7. Strong culture and behaviors

The right culture minimizes friction in the system and directs energy to doing the right things for your customers, where the value is created in the business – not to dealing with internal issues, conflicts and tensions.

This is about having the right people, the right leaders and an environment that inspires people to do their best work.

Read more about the right culture in this recent blog.

8. Long-term vision

Last but not least, you need to build towards something. I’ve seen companies with incredibly compelling visions that lead a team towards greatness – and others with a compelling vision that’s been forgotten or buried along the way. It’s not alive, acting like a magnet to pull people forward.
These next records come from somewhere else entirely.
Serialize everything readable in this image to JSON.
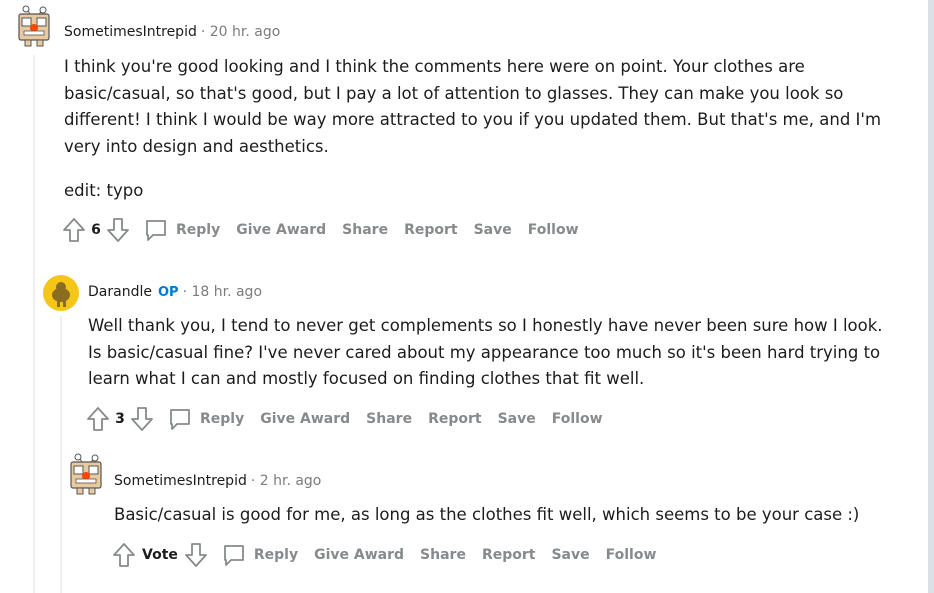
{
  "comments": [
    {
      "author": "SometimesIntrepid",
      "op_badge": "",
      "time": "· 20 hr. ago",
      "paragraphs": [
        "I think you're good looking and I think the comments here were on point. Your clothes are basic/casual, so that's good, but I pay a lot of attention to glasses. They can make you look so different! I think I would be way more attracted to you if you updated them. But that's me, and I'm very into design and aesthetics.",
        "edit: typo"
      ],
      "score": "6",
      "actions": {
        "reply": "Reply",
        "give_award": "Give Award",
        "share": "Share",
        "report": "Report",
        "save": "Save",
        "follow": "Follow"
      }
    },
    {
      "author": "Darandle",
      "op_badge": "OP",
      "time": "· 18 hr. ago",
      "paragraphs": [
        "Well thank you, I tend to never get complements so I honestly have never been sure how I look. Is basic/casual fine? I've never cared about my appearance too much so it's been hard trying to learn what I can and mostly focused on finding clothes that fit well."
      ],
      "score": "3",
      "actions": {
        "reply": "Reply",
        "give_award": "Give Award",
        "share": "Share",
        "report": "Report",
        "save": "Save",
        "follow": "Follow"
      }
    },
    {
      "author": "SometimesIntrepid",
      "op_badge": "",
      "time": "· 2 hr. ago",
      "paragraphs": [
        "Basic/casual is good for me, as long as the clothes fit well, which seems to be your case :)"
      ],
      "score": "Vote",
      "actions": {
        "reply": "Reply",
        "give_award": "Give Award",
        "share": "Share",
        "report": "Report",
        "save": "Save",
        "follow": "Follow"
      }
    }
  ],
  "colors": {
    "text": "#1c1c1c",
    "muted": "#7c7c7c",
    "action": "#878a8c",
    "op_blue": "#0079d3",
    "thread_line": "#edeff1",
    "avatar_yellow": "#f5c518"
  },
  "icons": {
    "robot_avatar": "snoo-robot-icon",
    "yellow_avatar": "snoo-yellow-icon",
    "upvote": "upvote-arrow-icon",
    "downvote": "downvote-arrow-icon",
    "reply": "speech-bubble-icon"
  }
}
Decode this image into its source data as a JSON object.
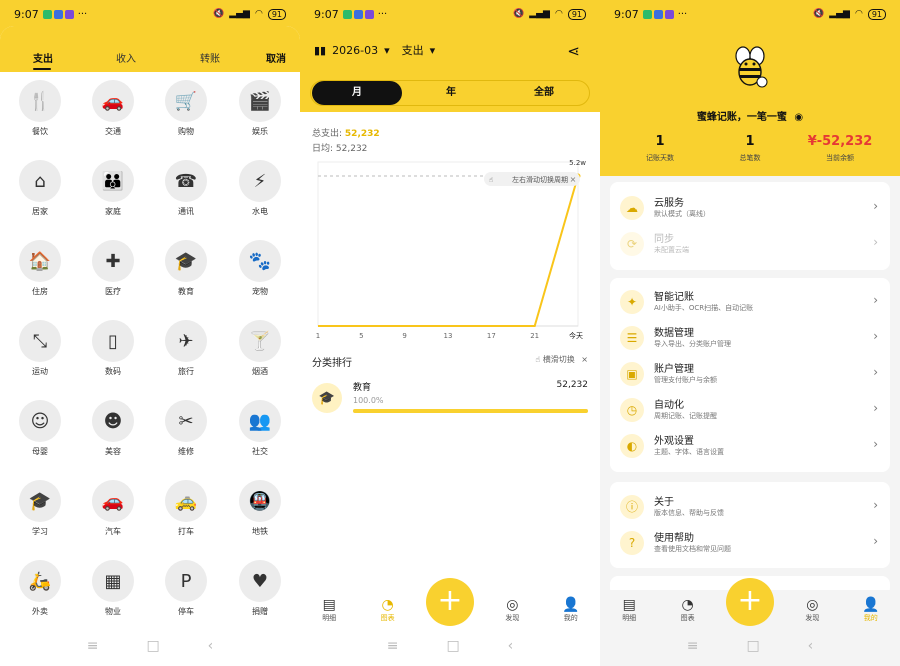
{
  "status": {
    "time": "9:07",
    "battery": "91"
  },
  "add": {
    "tabs": [
      "支出",
      "收入",
      "转账"
    ],
    "cancel": "取消",
    "categories": [
      {
        "label": "餐饮",
        "icon": "🍴"
      },
      {
        "label": "交通",
        "icon": "🚗"
      },
      {
        "label": "购物",
        "icon": "🛒"
      },
      {
        "label": "娱乐",
        "icon": "🎬"
      },
      {
        "label": "居家",
        "icon": "⌂"
      },
      {
        "label": "家庭",
        "icon": "👪"
      },
      {
        "label": "通讯",
        "icon": "☎"
      },
      {
        "label": "水电",
        "icon": "⚡"
      },
      {
        "label": "住房",
        "icon": "🏠"
      },
      {
        "label": "医疗",
        "icon": "✚"
      },
      {
        "label": "教育",
        "icon": "🎓"
      },
      {
        "label": "宠物",
        "icon": "🐾"
      },
      {
        "label": "运动",
        "icon": "⤡"
      },
      {
        "label": "数码",
        "icon": "▯"
      },
      {
        "label": "旅行",
        "icon": "✈"
      },
      {
        "label": "烟酒",
        "icon": "🍸"
      },
      {
        "label": "母婴",
        "icon": "☺"
      },
      {
        "label": "美容",
        "icon": "☻"
      },
      {
        "label": "维修",
        "icon": "✂"
      },
      {
        "label": "社交",
        "icon": "👥"
      },
      {
        "label": "学习",
        "icon": "🎓"
      },
      {
        "label": "汽车",
        "icon": "🚗"
      },
      {
        "label": "打车",
        "icon": "🚕"
      },
      {
        "label": "地铁",
        "icon": "🚇"
      },
      {
        "label": "外卖",
        "icon": "🛵"
      },
      {
        "label": "物业",
        "icon": "▦"
      },
      {
        "label": "停车",
        "icon": "P"
      },
      {
        "label": "捐赠",
        "icon": "♥"
      }
    ]
  },
  "stats": {
    "period": "2026-03",
    "type": "支出",
    "segments": [
      "月",
      "年",
      "全部"
    ],
    "total_label": "总支出:",
    "total_value": "52,232",
    "avg_label": "日均:",
    "avg_value": "52,232",
    "hint_swipe": "左右滑动切换周期",
    "max_label": "5.2w",
    "rank_title": "分类排行",
    "rank_hint": "横滑切换",
    "rank_item": {
      "name": "教育",
      "amount": "52,232",
      "percent": "100.0%",
      "fraction": 1.0
    }
  },
  "chart_data": {
    "type": "line",
    "x_tick_labels": [
      "1",
      "5",
      "9",
      "13",
      "17",
      "21",
      "今天"
    ],
    "max_label": "5.2w",
    "series": [
      {
        "values": [
          0,
          0,
          0,
          0,
          0,
          0,
          52232
        ]
      }
    ],
    "ylim": [
      0,
      52232
    ],
    "grid": false
  },
  "profile": {
    "slogan": "蜜蜂记账，一笔一蜜",
    "stats": [
      {
        "value": "1",
        "caption": "记账天数"
      },
      {
        "value": "1",
        "caption": "总笔数"
      },
      {
        "value": "¥-52,232",
        "caption": "当前余额"
      }
    ],
    "card1": [
      {
        "title": "云服务",
        "sub": "默认模式（离线）",
        "icon": "☁"
      },
      {
        "title": "同步",
        "sub": "未配置云端",
        "icon": "⟳"
      }
    ],
    "card2": [
      {
        "title": "智能记账",
        "sub": "AI小助手、OCR扫描、自动记账",
        "icon": "✦"
      },
      {
        "title": "数据管理",
        "sub": "导入导出、分类账户管理",
        "icon": "☰"
      },
      {
        "title": "账户管理",
        "sub": "管理支付账户与余额",
        "icon": "▣"
      },
      {
        "title": "自动化",
        "sub": "周期记账、记账提醒",
        "icon": "◷"
      },
      {
        "title": "外观设置",
        "sub": "主题、字体、语言设置",
        "icon": "◐"
      }
    ],
    "card3": [
      {
        "title": "关于",
        "sub": "版本信息、帮助与反馈",
        "icon": "ⓘ"
      },
      {
        "title": "使用帮助",
        "sub": "查看使用文档和常见问题",
        "icon": "?"
      }
    ]
  },
  "nav": [
    {
      "label": "明细",
      "icon": "▤"
    },
    {
      "label": "图表",
      "icon": "◔"
    },
    {
      "label": "发现",
      "icon": "◎"
    },
    {
      "label": "我的",
      "icon": "👤"
    }
  ]
}
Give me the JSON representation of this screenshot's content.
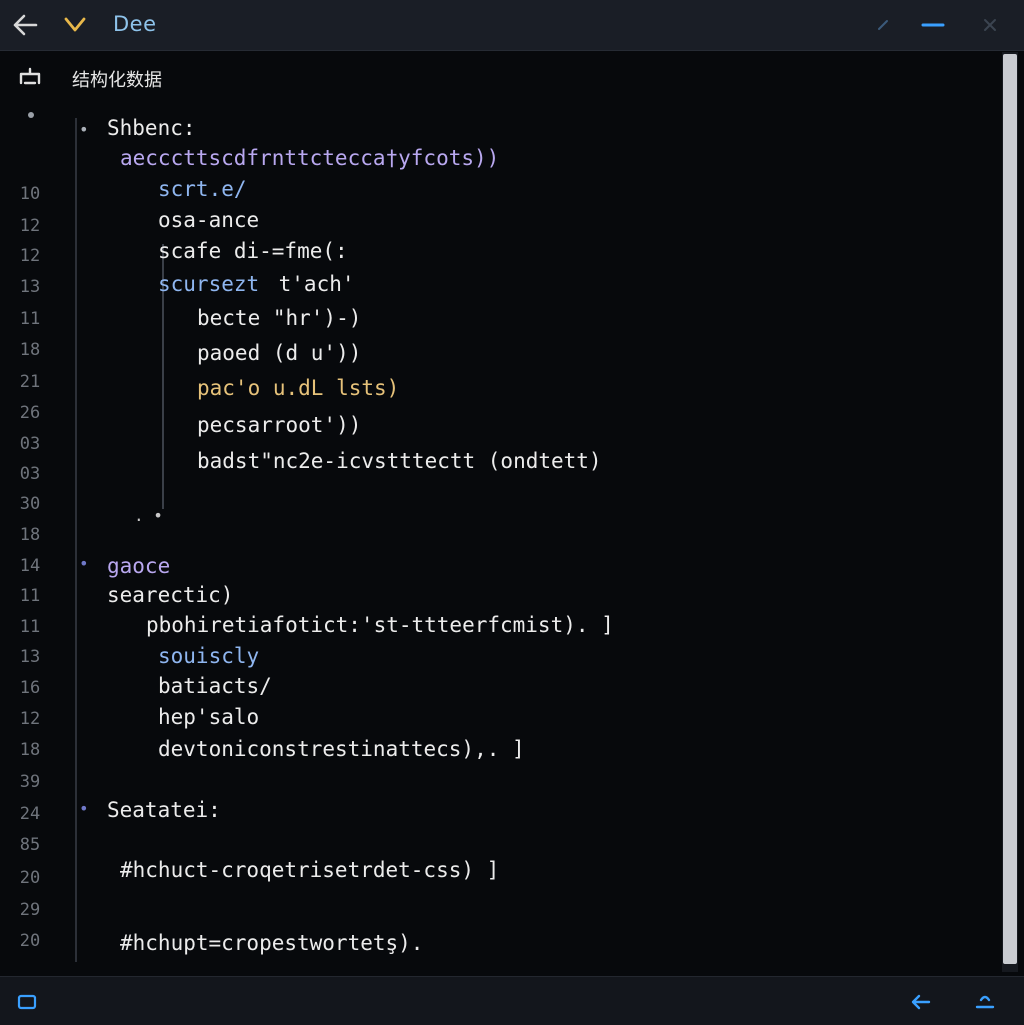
{
  "window": {
    "title": "Dee",
    "icons": [
      "back-arrow-icon",
      "chevron-down-icon",
      "pin-icon",
      "minimize-icon",
      "close-icon"
    ]
  },
  "header": {
    "title": "结构化数据"
  },
  "colors": {
    "background": "#07090c",
    "titlebar": "#1a1e26",
    "accent": "#3aa0ff",
    "keyword": "#8fb6f0",
    "string": "#e6c27a"
  },
  "gutter": {
    "line_numbers": [
      "10",
      "12",
      "12",
      "13",
      "11",
      "18",
      "21",
      "26",
      "03",
      "03",
      "30",
      "18",
      "14",
      "11",
      "11",
      "13",
      "16",
      "12",
      "18",
      "39",
      "24",
      "85",
      "20",
      "29",
      "20"
    ]
  },
  "code": {
    "section1_label": "Shbenc:",
    "section1_line1": "aecccttscdfrnttctecca†yfcots))",
    "s1_l2": "scrt.e/",
    "s1_l3": "osa-ance",
    "s1_l4": "scafe di-=fme(:",
    "s1_l5a": "scursezt",
    "s1_l5b": " t'ach'",
    "s1_l6": "becte \"hr')-)",
    "s1_l7": "paoed (d u'))",
    "s1_l8": "pac'o u.dL lsts)",
    "s1_l9": "pecsarroot'))",
    "s1_l10": "badst\"nc2e-icvstttectt (ondtett)",
    "section2_label": "gaoce",
    "s2_l1": "searectic)",
    "s2_l2": "pbohiretiafotict:'st-ttteerfcmist). ]",
    "s2_l3": "souiscly",
    "s2_l4": "batiacts/",
    "s2_l5": "hep'salo",
    "s2_l6": "devtoniconstrestinattecs),. ]",
    "section3_label": "Seatatei:",
    "s3_l1": "#hchuct-croqetrisetrdet-css) ]",
    "s3_l2": "#hchupt=cropestwortetş)."
  },
  "status": {
    "icons": [
      "panel-icon",
      "back-arrow-icon",
      "user-icon"
    ]
  }
}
Still others don’t have a vision at all and are just caught up in the tasks to get their job done today.

The companies we work with continue to scale using a vision that is a combination of principles from Jim Collins:

  • A Purpose – They are very clear about the difference they want to make in the world beyond making a profit – the kind pf purpose that captures the heart and soul of what they’re about
  • A BHAG – A great big hairy audacious tangible goal to drive towards in the next 10 to 25 years.

This is the magical combination of head and heart.

The Challenge

  • Rate your company on a scale of 0 to 10 on each of these eight points. Building an enduring business that continues to scale and get better over the next few decades requires at least 8/10 in each area.